You know, I’m not entirely certain this whole SAE mess isn’t a free speech issue. I was neither shocked nor particularly surprised by the racist chanting, nor do I believe it was some extant incident. Like many blacks in America, I just assume this is what white folk do when we’re not looking. I don’t chant anti-white stuff when whites aren’t looking, but I and many of my friends are far from Emily Post when not in racially mixed company. I’m shocked—shocked, I tell you—to discover racial slurs are bandied about behind closed doors.
Expelling two students from the University of Oklahoma for the racist chant seems, to me, not only unfair but possibly illegal. They have a right to free speech, no matter how offensive. It’s the price we all pay in order for all of us to have the right to say whatever we want… right? I mean, if these guys were Nazis, would we even be talking about this?
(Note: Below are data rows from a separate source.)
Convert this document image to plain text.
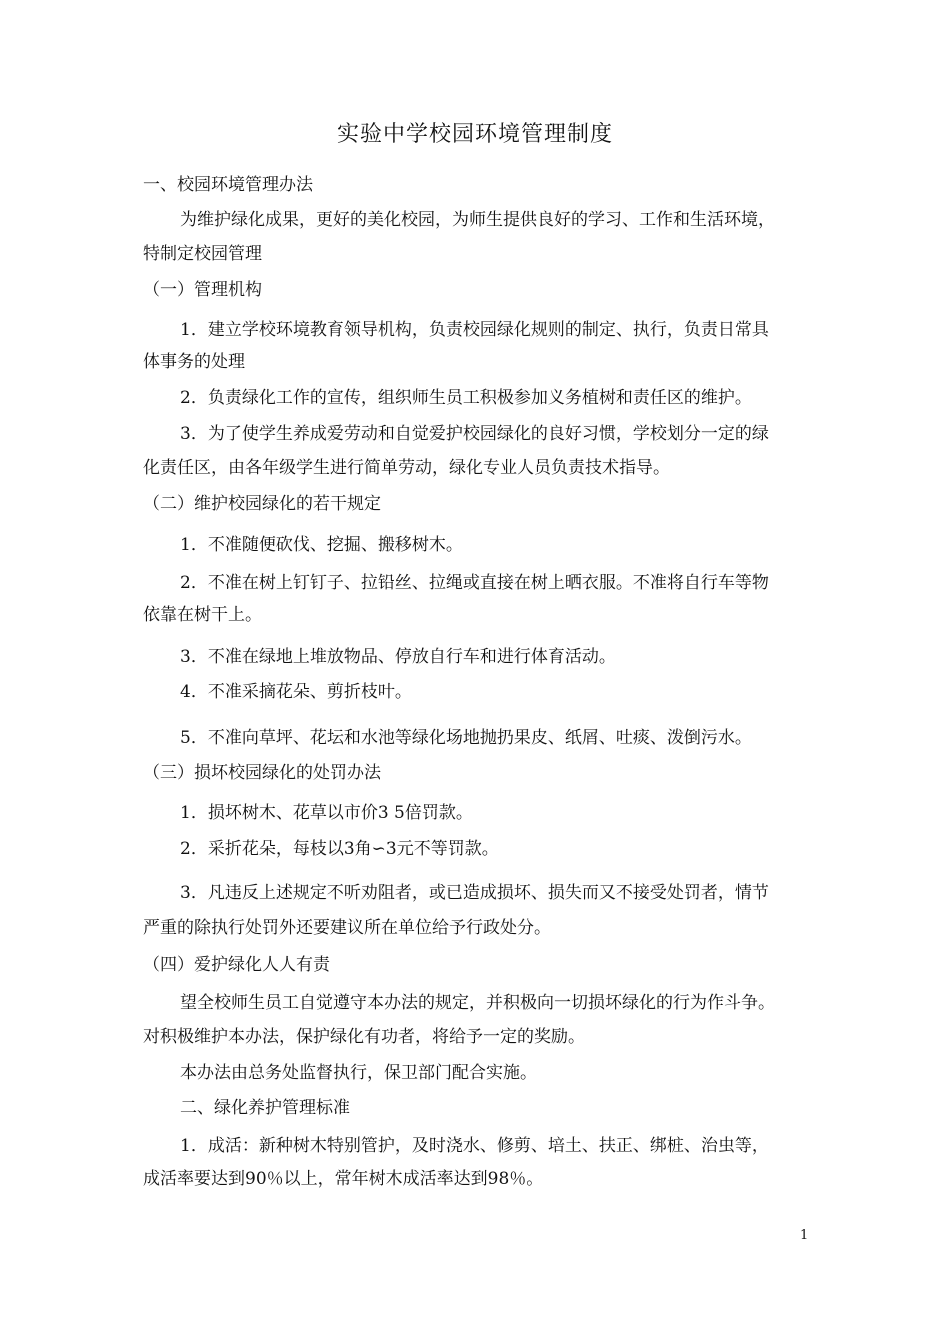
实验中学校园环境管理制度
一、校园环境管理办法
为维护绿化成果，更好的美化校园，为师生提供良好的学习、工作和生活环境，
特制定校园管理
（一）管理机构
1．建立学校环境教育领导机构，负责校园绿化规则的制定、执行，负责日常具
体事务的处理
2．负责绿化工作的宣传，组织师生员工积极参加义务植树和责任区的维护。
3．为了使学生养成爱劳动和自觉爱护校园绿化的良好习惯，学校划分一定的绿
化责任区，由各年级学生进行简单劳动，绿化专业人员负责技术指导。
（二）维护校园绿化的若干规定
1．不准随便砍伐、挖掘、搬移树木。
2．不准在树上钉钉子、拉铅丝、拉绳或直接在树上晒衣服。不准将自行车等物
依靠在树干上。
3．不准在绿地上堆放物品、停放自行车和进行体育活动。
4．不准采摘花朵、剪折枝叶。
5．不准向草坪、花坛和水池等绿化场地抛扔果皮、纸屑、吐痰、泼倒污水。
（三）损坏校园绿化的处罚办法
1．损坏树木、花草以市价3 5倍罚款。
2．采折花朵，每枝以3角∽3元不等罚款。
3．凡违反上述规定不听劝阻者，或已造成损坏、损失而又不接受处罚者，情节
严重的除执行处罚外还要建议所在单位给予行政处分。
（四）爱护绿化人人有责
望全校师生员工自觉遵守本办法的规定，并积极向一切损坏绿化的行为作斗争。
对积极维护本办法，保护绿化有功者，将给予一定的奖励。
本办法由总务处监督执行，保卫部门配合实施。
二、绿化养护管理标准
1．成活：新种树木特别管护，及时浇水、修剪、培土、扶正、绑桩、治虫等，
成活率要达到90％以上，常年树木成活率达到98％。
1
Shutting down the fraternity was certainly a crowd-pleasing thing to do but it was the wrong lesson. It sent a terrible message and, rather than address the real problem, merely forced it back underground. America, it seems, is good at that: burying real so-cial schisms until, say, a black guy is elected president or a lesbian is appointed to the U.S. Supreme Court. I remain shocked and unnerved at how deep racism continues to drill into the American ideal, that such ignorance is shockingly alive and well. I tend to blame the Republican party for using racism as a political tool, thereby desensitizing the nation to such matters and bringing racism flagrantly, baldly out into the open where it is, for the most part, accepted.
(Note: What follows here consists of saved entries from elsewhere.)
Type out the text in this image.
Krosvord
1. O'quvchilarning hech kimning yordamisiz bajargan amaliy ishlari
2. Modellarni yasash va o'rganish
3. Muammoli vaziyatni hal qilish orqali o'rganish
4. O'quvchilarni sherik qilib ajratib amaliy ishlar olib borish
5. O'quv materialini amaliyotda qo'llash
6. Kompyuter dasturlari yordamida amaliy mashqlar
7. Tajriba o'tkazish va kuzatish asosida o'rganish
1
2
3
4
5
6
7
Frankly, I think being exposed as idiots was punishment enough for SAE. The University of Oklahoma took a black eye over the incident, as it should: I hardly believe nobody in any position of leadership at that campus was aware of the brazenly racist attitudes of SAE.
But the University should have stood up, first and foremost, for the principles this nation was founded upon. I honestly wasn’t all that offended and believe well-meaning white folks perhaps acting on my behalf—and thus treating all blacks like children incapable of expressing their own outrage—grossly overreacted to what this was: sophomoric stupidity by a bunch of knuckleheads. In their headlong rush to defend me, us, whomever, they trampled the U.S. constitution that actually freed us in the first place.